Caregiving: Taking Care of Elders - Dr Aniruddha Malpani
Posted On Sunday, November 23, 2008 - Times Wellness
Taking care of the elderly can be a daunting task. However, if done right, it can be a rewarding experience
Posted On Sunday, November 23, 2008
Thanks to the rapid advances in the field of medicine, more and more people live to a ripe old age, it is increasingly likely that you will be taking care of older relatives at home. While this has always been a traditional practice in the joint Indian family, caregiving can prove to be quite a burden in Mumbai, where most of us lived in small cramped flats, and space is at a premium.
While many people think of caregiving as a burden, in reality entering into a caregiving relationship offers a valuable chance to reconnect with someone for whom you care deeply. And don't forget that you'll be setting an example for your children, so that when it's time for them to take care of you when you become old, they'll do a good job too.
Taking care of the elderly as they become more infirm and demanding with each passing day can create a lot of stress. If you're trying to shoulder the burden all alone, the frustrations may overwhelm you. An amicable situation can turn sour and, in some cases, mistreatment or abuse of the older person could be the tragic result. As testimony to this disquieting but indisputable reality, the media is reporting more and more cases of abuse and neglect of the elderly in India. Many parents have even been forced to commit suicide when they have got fed up of the ill-treatment they have received.
To sidestep an unpleasant situation and to ensure that you handle caregiving as successfully as possible, you should go in for a little thought, education and preplanning.
To start with, hold a family session when your parents are well. Talk about the future, and what they would like you to do for them in case they fall stick. Involve your brothers and sisters in the discussion and hold it in a positive atmosphere. Although talking about old age and impending debility can be uncomfortable, and disconcerting, this could be the most positive approach in the long run.
Consider covering the following areas:
Division of labour: Decide who will do what - in an unambiguous manner - when your parents need help. If one relative lives close by and decides to be the primary caregiver, it's crucial that the other siblings play a supportive role. One should also find answers to the following important queries: Who will give the primary caregiver a break when he or she needs it? Who will help financially? Who will lend a sympathetic ear when the primary caregiver feels overwhelmed?
Money: To plan for the years ahead, you should know your parents' financial resources. Such information helps you avoid the pitfalls of arranging for your parents to live beyond or below their means.

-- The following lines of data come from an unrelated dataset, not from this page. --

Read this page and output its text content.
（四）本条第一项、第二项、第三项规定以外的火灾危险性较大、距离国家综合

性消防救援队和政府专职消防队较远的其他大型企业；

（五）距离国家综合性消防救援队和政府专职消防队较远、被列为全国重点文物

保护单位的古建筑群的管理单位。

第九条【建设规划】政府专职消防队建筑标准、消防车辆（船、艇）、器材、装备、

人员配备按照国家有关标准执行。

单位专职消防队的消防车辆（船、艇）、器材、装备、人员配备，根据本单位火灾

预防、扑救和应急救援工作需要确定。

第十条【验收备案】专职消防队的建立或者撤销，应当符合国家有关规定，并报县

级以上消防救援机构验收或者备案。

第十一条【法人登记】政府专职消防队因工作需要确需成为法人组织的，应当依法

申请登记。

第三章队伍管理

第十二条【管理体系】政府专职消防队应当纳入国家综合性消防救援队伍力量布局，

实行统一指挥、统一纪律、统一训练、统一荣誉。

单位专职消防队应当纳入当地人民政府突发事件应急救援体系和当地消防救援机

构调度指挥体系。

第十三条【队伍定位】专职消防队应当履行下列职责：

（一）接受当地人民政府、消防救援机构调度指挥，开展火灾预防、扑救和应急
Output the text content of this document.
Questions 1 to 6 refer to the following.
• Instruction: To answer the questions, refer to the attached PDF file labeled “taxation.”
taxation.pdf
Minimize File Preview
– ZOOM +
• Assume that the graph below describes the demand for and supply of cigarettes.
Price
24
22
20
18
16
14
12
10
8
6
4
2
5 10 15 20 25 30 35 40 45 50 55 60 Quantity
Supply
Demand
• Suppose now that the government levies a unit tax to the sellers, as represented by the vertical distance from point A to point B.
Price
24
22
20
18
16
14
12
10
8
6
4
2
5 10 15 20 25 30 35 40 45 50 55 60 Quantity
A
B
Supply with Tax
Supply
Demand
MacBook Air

If you're the main caregiver, decide well ahead of time if you want financial compensation for your efforts. This attitude might seem very commercial , but may actually help in the long run.
Insurance: Make sure your parents have taken adequate medical insurance to cover their medical expenses.

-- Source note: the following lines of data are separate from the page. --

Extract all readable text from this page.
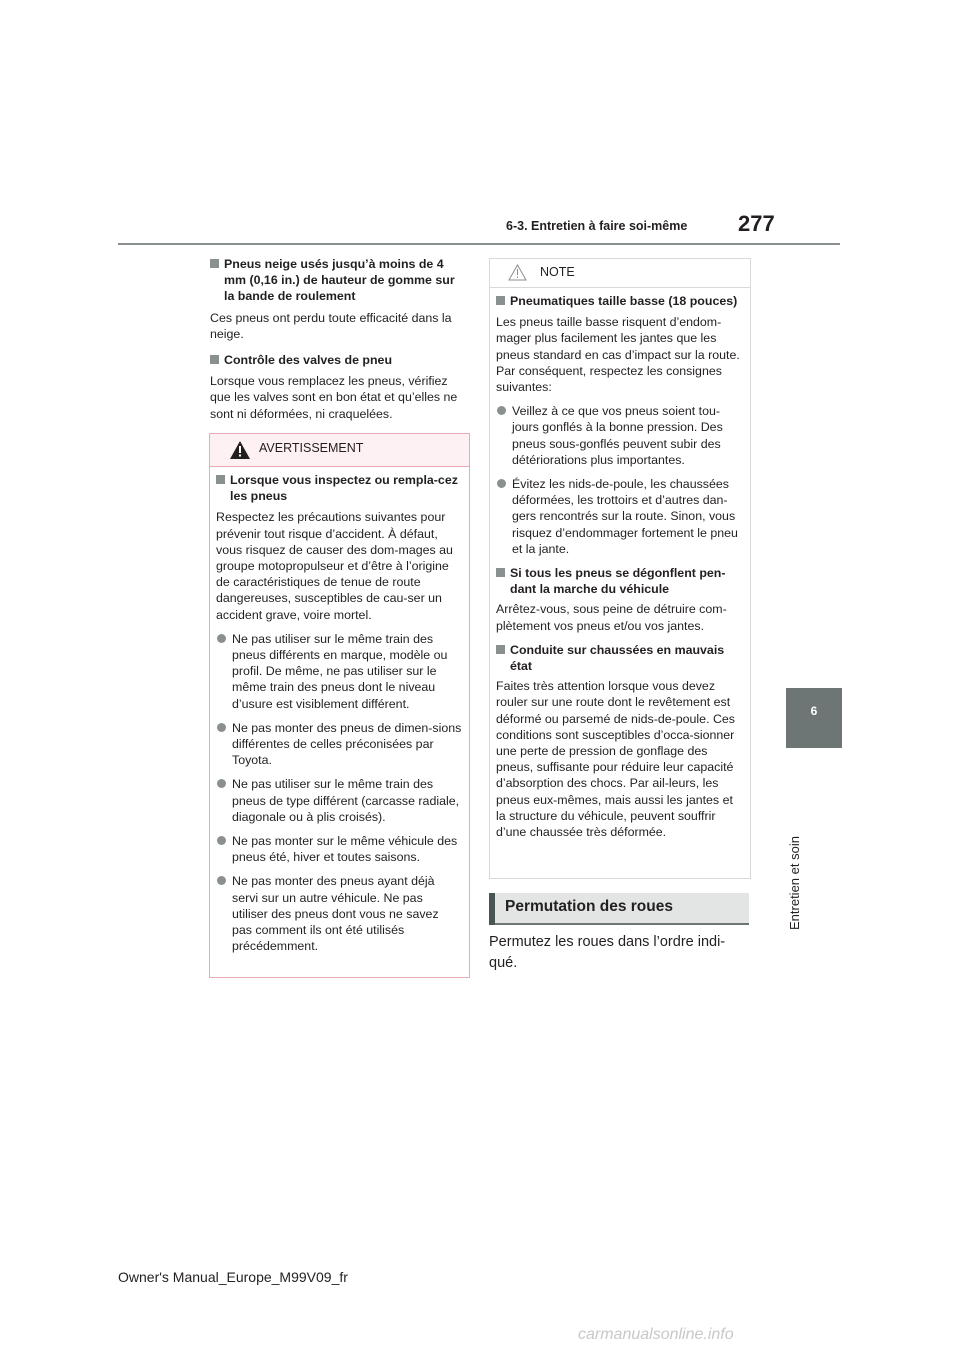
6-3. Entretien à faire soi-même 277
6
Entretien et soin

Pneus neige usés jusqu’à moins de 4 mm (0,16 in.) de hauteur de gomme sur la bande de roulement

Ces pneus ont perdu toute efficacité dans la neige.

Contrôle des valves de pneu

Lorsque vous remplacez les pneus, vérifiez que les valves sont en bon état et qu’elles ne sont ni déformées, ni craquelées.

AVERTISSEMENT

Lorsque vous inspectez ou rempla-cez les pneus

Respectez les précautions suivantes pour prévenir tout risque d’accident. À défaut, vous risquez de causer des dom-mages au groupe motopropulseur et d’être à l’origine de caractéristiques de tenue de route dangereuses, susceptibles de cau-ser un accident grave, voire mortel.

Ne pas utiliser sur le même train des pneus différents en marque, modèle ou profil. De même, ne pas utiliser sur le même train des pneus dont le niveau d’usure est visiblement différent.

Ne pas monter des pneus de dimen-sions différentes de celles préconisées par Toyota.

Ne pas utiliser sur le même train des pneus de type différent (carcasse radiale, diagonale ou à plis croisés).

Ne pas monter sur le même véhicule des pneus été, hiver et toutes saisons.

Ne pas monter des pneus ayant déjà servi sur un autre véhicule. Ne pas utiliser des pneus dont vous ne savez pas comment ils ont été utilisés précédemment.

NOTE

Pneumatiques taille basse (18 pouces)

Les pneus taille basse risquent d’endom-mager plus facilement les jantes que les pneus standard en cas d’impact sur la route. Par conséquent, respectez les consignes suivantes:

Veillez à ce que vos pneus soient tou-jours gonflés à la bonne pression. Des pneus sous-gonflés peuvent subir des détériorations plus importantes.

Évitez les nids-de-poule, les chaussées déformées, les trottoirs et d’autres dan-gers rencontrés sur la route. Sinon, vous risquez d’endommager fortement le pneu et la jante.

Si tous les pneus se dégonflent pen-dant la marche du véhicule

Arrêtez-vous, sous peine de détruire com-plètement vos pneus et/ou vos jantes.

Conduite sur chaussées en mauvais état

Faites très attention lorsque vous devez rouler sur une route dont le revêtement est déformé ou parsemé de nids-de-poule. Ces conditions sont susceptibles d’occa-sionner une perte de pression de gonflage des pneus, suffisante pour réduire leur capacité d’absorption des chocs. Par ail-leurs, les pneus eux-mêmes, mais aussi les jantes et la structure du véhicule, peuvent souffrir d’une chaussée très déformée.

Permutation des roues
Permutez les roues dans l’ordre indi-qué.
Owner's Manual_Europe_M99V09_fr
carmanualsonline.info
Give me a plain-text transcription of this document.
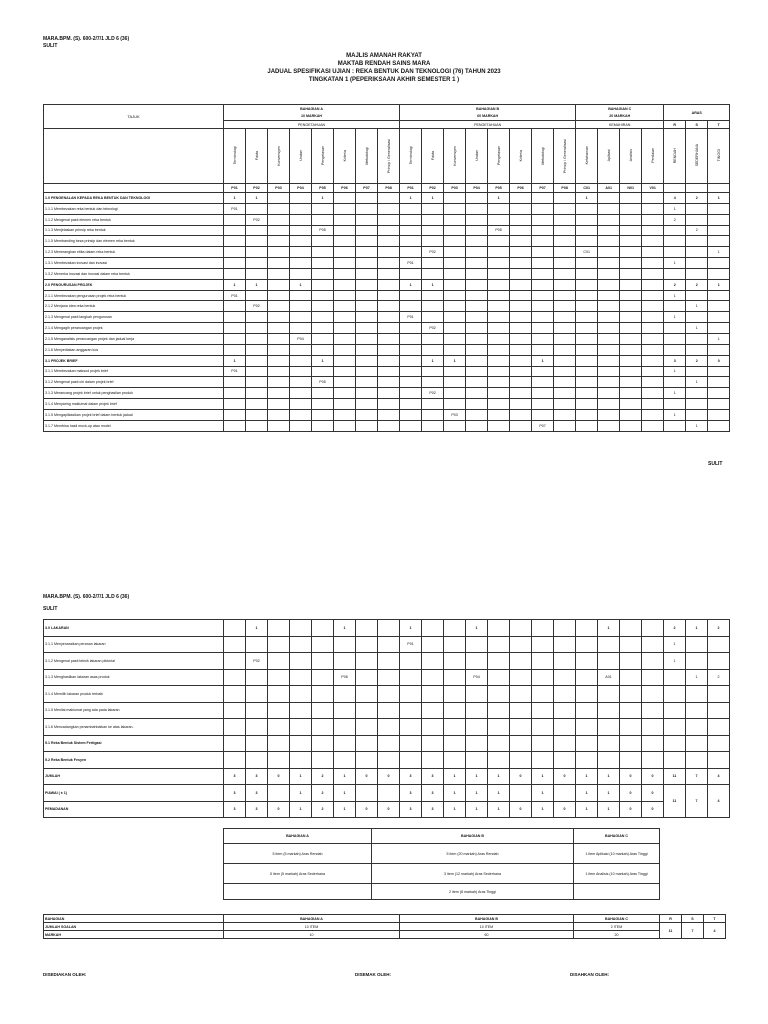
MARA.BPM. (S). 600-2/7/1 JLD 6 (36)
SULIT
MAJLIS AMANAH RAKYAT
MAKTAB RENDAH SAINS MARA
JADUAL SPESIFIKASI UJIAN : REKA BENTUK DAN TEKNOLOGI (76) TAHUN 2023
TINGKATAN 1 (PEPERIKSAAN AKHIR SEMESTER 1 )
TAJUK	BAHAGIAN A								BAHAGIAN B								BAHAGIAN C				ARAS		
	10 MARKAH								60 MARKAH								20 MARKAH						
	PENGETAHUAN								PENGETAHUAN								KEMAHIRAN				R	S	T
	Terminologi	Fakta	Konvensyen	Urutan	Pengelasan	Kriteria	Metodologi	Prinsip / Generalisasi	Terminologi	Fakta	Konvensyen	Urutan	Pengelasan	Kriteria	Metodologi	Prinsip / Generalisasi	Kefahaman	Aplikasi	Analisis	Penilaian	RENDAH	SEDERHANA	TINGGI
	P01	P02	P03	P04	P05	P06	P07	P08	P01	P02	P03	P04	P05	P06	P07	P08	C01	A01	N01	V01			
1.0 PENGENALAN KEPADA REKA BENTUK DAN TEKNOLOGI	1	1			1				1	1			1				1				4	2	1
1.1.1 Membezakan reka bentuk dan teknologi	P01																				1		
1.1.2 Mengenal pasti elemen reka bentuk		P02																			2		
1.1.3 Menjelaskan prinsip reka bentuk					P05								P05									2	
1.1.5 Membanding beza prinsip dan elemen reka bentuk																							
1.2.3 Menerangkan etika dalam reka bentuk										P02							C01						1
1.3.1 Membezakan inovasi dan inovasi									P01												1		
1.3.2 Menerka inovasi dan inovasi dalam reka bentuk																							
2.0 PENGURUSAN PROJEK	1	1		1					1	1											2	2	1
2.1.1 Membezakan pengurusan projek reka bentuk	P01																				1		
2.1.2 Menjana idea reka bentuk		P02																				1	
2.1.3 Mengenal pasti langkah pengurusan									P01												1		
2.1.4 Mengagih perancangan projek										P02												1	
2.1.5 Menganalisis perancangan projek dan jadual kerja				P04																			1
2.1.6 Menyediakan anggaran kos																							
3.1 PROJEK BRIEF	1				1					1	1				1						3	2	0
3.1.1 Membezakan maksud projek brief	P01																				1		
3.1.2 Mengenal pasti ciri dalam projek brief					P05																	1	
3.1.3 Merancang projek brief untuk penghasilan produk										P02											1		
3.1.4 Menyaring maklumat dalam projek brief																							
3.1.5 Mengaplikasikan projek brief dalam bentuk jadual											P03										1		
3.1.7 Membina hasil mock-up atau model															P07							1	
SULIT
MARA.BPM. (S). 600-2/7/1 JLD 6 (36)
SULIT
3.0 LAKARAN		1				1			1			1						1			2	1	2
3.1.1 Menyenaraikan peranan lakaran									P01												1		
3.1.2 Mengenal pasti teknik lakaran piktorial		P02																			1		
3.1.3 Menghasilkan lakaran asas produk						P06						P04						A01				1	2
3.1.4 Memilih lakaran produk terbaik																							
3.1.5 Menilai maklumat yang ada pada lakaran																							
3.1.6 Mencadangkan penambahbaikan ke atas lakaran.																							
5.1 Reka Bentuk Sistem Fertigasi																							
5.2 Reka Bentuk Fesyen																							
JUMLAH	3	3	0	1	2	1	0	0	3	3	1	1	1	0	1	0	1	1	0	0	11	7	4
PIAWAI ( ± 1)	3	3		1	2	1			3	3	1	1	1		1		1	1	0	0	11	7	4
PEMADANAN	3	3	0	1	2	1	0	0	3	3	1	1	1	0	1	0	1	1	0	0			
BAHAGIAN A	BAHAGIAN B	BAHAGIAN C
5 item (5 markah) Aras Rendah	5 item (20 markah) Aras Rendah	1 item Aplikasi (10 markah) Aras Tinggi
5 item (5 markah) Aras Sederhana	3 item (12 markah) Aras Sederhana	1 item Analisis (10 markah) Aras Tinggi
	2 item (8 markah) Aras Tinggi	
BAHAGIAN	BAHAGIAN A	BAHAGIAN B	BAHAGIAN C	R	S	T
JUMLAH SOALAN	10 ITEM	10 ITEM	2 ITEM	11	7	4
MARKAH	10	60	20			
DISEDIAKAN OLEH:	DISEMAK OLEH:	DISAHKAN OLEH:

Living will: This document puts into writing what medical measures your family member does and doesn't want to be taken in the event of a terminal illness or condition.
Power of attorney: This legal document allows a designated person to make specified legal and financial decisions if your parent or elderly relative becomes unable to manage his or her affairs.
Try to make your caregiving relationship as positive as possible, while, at the same time, being realistic. The relationship you had with your parent as a child doesn't disappear, and if you had a friendly, easygoing rapport with your mother or father when you were younger, it's likely to continue. However, if the relationship was subject to stresses, they may re-emerge. Also remember that prominent personality traits tend to become exaggerated as both of you grow older.
Caring for an older adult is very different from caring for a child. With the passage of time older persons become more dependent on others, not less. On some days, the experience may feel like an emotional roller-coaster ride: you quickly move from pity and guilt to love and on to anger and frustration.